Your project can be of different flavors (which you can also mix):

  • Educational: Create something that teaches student how to use one of the techniques or how they work. For example you could create an applet that lets you learn about Branch and Bound.
  • Applied Optimization: Find a difficult optimization problem and implement a tool to optimize it. For example you could try to design a better tool for the SEP-assignment. This should either come with a nice user interface or an extensive empirical evaluation (i.e., something you can present).
  • Game/Puzzle: Many puzzles can be solved via one of the techniques you learned here. You could think about a game for which you can compute the optimal solution using one of the techniques and either evaluate the performance of the player based on it, or just use it to find good puzzles or just their solutions.

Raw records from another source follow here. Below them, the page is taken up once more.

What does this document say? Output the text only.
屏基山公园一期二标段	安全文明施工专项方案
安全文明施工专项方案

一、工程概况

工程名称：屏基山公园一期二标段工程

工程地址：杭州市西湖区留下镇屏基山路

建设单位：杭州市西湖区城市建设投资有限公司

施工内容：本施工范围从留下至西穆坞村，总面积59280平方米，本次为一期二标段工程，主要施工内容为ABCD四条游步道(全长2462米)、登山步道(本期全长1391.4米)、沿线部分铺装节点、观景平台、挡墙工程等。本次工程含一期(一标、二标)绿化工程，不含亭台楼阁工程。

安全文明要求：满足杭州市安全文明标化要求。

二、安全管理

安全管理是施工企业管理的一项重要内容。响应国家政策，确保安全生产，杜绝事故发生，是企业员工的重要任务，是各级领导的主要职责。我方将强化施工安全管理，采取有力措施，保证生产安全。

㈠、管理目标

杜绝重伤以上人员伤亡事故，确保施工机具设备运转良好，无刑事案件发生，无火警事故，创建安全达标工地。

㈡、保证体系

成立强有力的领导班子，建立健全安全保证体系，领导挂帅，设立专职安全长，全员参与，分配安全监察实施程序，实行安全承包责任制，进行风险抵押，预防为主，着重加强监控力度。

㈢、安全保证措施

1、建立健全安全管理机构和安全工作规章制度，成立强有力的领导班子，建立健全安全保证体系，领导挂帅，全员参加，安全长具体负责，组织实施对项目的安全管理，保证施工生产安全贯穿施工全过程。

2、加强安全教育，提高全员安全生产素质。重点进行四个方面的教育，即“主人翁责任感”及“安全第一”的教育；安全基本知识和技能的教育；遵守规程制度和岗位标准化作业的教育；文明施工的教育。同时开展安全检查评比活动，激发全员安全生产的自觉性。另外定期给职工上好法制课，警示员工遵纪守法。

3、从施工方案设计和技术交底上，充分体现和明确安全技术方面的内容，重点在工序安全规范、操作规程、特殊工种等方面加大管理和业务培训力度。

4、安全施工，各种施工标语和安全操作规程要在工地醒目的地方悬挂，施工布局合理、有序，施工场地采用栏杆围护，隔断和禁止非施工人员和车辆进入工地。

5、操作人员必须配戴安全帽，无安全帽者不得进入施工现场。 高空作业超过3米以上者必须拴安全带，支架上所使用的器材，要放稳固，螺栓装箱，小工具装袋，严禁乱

The primary requirement for you project is to have one of the techniques (CP-SAT, SAT, MIP) learned during the beginning of the lab as a fundamental component. However, it does not have to be the biggest component (e.g., if you create a game). Please think about a project you want to do and talk with us about your ideas.

Here is a list of potential problems:

  • Puzzle: Given a polyomino, place a minimal number of knights such that every field in the polyomino is covered. You can also state a random set of figures and quantities and ask for a full covering placement.
  • Vehicle Routing: There is an abundant amount of touring problems you could write a solver for. E.g., picking up food from various restaurants with a set of drones and delivering it to customers as quickly as possible.
  • Scheduling and Assignment: There are also many scheduling variants you could optimize. E.g., schedule the time table for some competition such that the breaks for the participants between matches are maximized.
  • Write an applet that lets you learn how Branch and Bound works (e.g., for the Knapsack-problem you learned about in AuD2).
  • Write an applet that lets you learn how the DPLL-algoritm works.

Lectures to go next

This lab is just a quick peek into solving NP-hard problems in practice, there is more!

  • Algorithm Engineering (Master, infrequently) will teach you a superset of this lab, with more details.
  • Mathematische Methode der Algorithmik (Master) will teach you the theoretical background of Linear Programming and Mixed Integer Programming.
  • Approximation Algorithms (Master) will teach you theoretical aspects of how to approximate NP-hard problems with guarantees. While this takes a theoretical point of view, the theoretical understanding can improve your practical skills on understanding and solving such problems.